Menurut laporan yang diterbitkan pada Juni 2016, sekitar 70 persen pengungsi di Lebanon hidup di bawah garis kemiskinan.
"Mereka yang tidak terdaftar sebagai pengungsi harus berjuang lebih keras," ucap Jaafar sebagaimana disiarkan televisi BBC pada Selasa, 25 April 2017.
"Apa yang dapat mereka lakukan. Mereka putus asa dan tidak memiliki cara lain untuk bertahan hidup kecuali menjual organ tubuh," tuturnya.
Jaafar mengatakan, dalam waktu tiga tahun ini dia menjual organ tubuh dari 30 pengungsi. Biasanya yang dibutuhkan oleh para pembeli adalah ginjal, "Saya bisa memenuhinya."
Jaafar menambahkan, "Mereka juga meminta mata dan saya sanggup memenuhinya dari klien saya."
Baca: Cegah Penyusup, Libanon Bangun Tembok Dekat Kamp Pengungsi
Timur Tengah saat ini menjadi titik panas dalam perdagangan organ tubuh manusia. Hal itu disebabkan meningkatnya pengungsi yang putus asa mencari cara mendapatkan uang. Kesempatan ini dimanfaatkan oleh para calo yang sebelumnya mencari organ tubuh dari Cina dan Filipina.

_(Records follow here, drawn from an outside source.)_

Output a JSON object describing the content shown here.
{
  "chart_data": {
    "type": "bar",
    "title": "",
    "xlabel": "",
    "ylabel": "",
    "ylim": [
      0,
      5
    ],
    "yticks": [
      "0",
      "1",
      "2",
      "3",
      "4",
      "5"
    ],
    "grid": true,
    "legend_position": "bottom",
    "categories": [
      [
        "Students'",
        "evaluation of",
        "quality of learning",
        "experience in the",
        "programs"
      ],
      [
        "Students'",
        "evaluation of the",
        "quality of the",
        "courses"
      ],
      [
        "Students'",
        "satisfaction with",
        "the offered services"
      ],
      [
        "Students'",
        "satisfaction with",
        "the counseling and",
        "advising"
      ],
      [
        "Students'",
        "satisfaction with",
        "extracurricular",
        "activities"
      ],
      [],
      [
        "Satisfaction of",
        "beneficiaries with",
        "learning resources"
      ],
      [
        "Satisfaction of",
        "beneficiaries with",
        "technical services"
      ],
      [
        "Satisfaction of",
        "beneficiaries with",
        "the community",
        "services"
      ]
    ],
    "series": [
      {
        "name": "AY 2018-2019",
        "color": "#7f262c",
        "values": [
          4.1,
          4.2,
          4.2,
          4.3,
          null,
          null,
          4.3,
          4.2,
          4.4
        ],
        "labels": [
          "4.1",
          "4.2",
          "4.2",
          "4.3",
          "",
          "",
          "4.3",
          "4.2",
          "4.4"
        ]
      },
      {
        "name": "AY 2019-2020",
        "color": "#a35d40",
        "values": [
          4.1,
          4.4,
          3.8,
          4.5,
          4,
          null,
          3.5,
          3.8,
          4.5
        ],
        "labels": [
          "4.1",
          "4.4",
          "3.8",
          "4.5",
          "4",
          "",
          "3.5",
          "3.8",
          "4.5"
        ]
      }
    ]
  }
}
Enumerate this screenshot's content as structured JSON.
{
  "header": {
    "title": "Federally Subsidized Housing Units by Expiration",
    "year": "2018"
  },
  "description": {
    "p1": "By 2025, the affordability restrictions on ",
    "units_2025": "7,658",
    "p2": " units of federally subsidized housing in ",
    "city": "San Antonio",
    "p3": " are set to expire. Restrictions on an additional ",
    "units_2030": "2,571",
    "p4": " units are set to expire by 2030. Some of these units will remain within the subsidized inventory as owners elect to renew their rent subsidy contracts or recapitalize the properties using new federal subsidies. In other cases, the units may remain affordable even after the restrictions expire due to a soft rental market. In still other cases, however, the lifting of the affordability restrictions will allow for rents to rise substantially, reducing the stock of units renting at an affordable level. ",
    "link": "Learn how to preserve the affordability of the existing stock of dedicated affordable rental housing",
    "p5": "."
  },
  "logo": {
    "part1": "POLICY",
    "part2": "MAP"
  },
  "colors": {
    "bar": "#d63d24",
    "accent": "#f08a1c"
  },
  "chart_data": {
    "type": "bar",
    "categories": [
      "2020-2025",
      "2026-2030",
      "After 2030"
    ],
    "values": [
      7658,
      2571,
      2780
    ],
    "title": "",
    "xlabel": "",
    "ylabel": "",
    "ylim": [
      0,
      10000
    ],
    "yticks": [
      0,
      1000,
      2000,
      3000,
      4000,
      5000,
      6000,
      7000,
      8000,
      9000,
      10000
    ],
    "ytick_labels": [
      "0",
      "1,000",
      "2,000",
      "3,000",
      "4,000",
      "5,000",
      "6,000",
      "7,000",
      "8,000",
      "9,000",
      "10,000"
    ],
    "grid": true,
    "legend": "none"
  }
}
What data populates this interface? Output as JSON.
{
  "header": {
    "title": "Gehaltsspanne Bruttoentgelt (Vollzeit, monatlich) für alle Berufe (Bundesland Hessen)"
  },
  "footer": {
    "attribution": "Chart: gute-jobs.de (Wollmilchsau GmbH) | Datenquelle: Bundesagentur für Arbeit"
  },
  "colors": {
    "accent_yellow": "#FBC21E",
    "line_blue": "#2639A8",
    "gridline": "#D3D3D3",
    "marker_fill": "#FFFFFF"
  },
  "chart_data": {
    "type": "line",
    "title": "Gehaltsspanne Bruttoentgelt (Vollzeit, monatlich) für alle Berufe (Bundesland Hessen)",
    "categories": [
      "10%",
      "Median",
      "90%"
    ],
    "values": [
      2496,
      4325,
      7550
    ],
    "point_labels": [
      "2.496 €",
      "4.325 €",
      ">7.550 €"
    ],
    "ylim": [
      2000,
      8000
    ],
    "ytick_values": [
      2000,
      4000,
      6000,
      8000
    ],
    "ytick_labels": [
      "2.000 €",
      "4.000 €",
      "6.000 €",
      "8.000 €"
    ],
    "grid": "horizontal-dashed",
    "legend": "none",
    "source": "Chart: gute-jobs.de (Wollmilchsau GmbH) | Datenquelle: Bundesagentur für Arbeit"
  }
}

Forsyth mengatakan, meskipun sulit mengirimkan organ tubuh ke berbagai negara namun ada cara lain yakni menerbangkan pengungsi ke negara terdekat untuk menjalani operasi menggunakan dokumen palsu.
Jaafar mengaku, dia membawa beberapa orang yang setuju organ tubuhnya dijual ke lokasi rahasia dengan mata tertutup. Di tempat itu, dia menjalani operasi yang didahului dengan tes darah.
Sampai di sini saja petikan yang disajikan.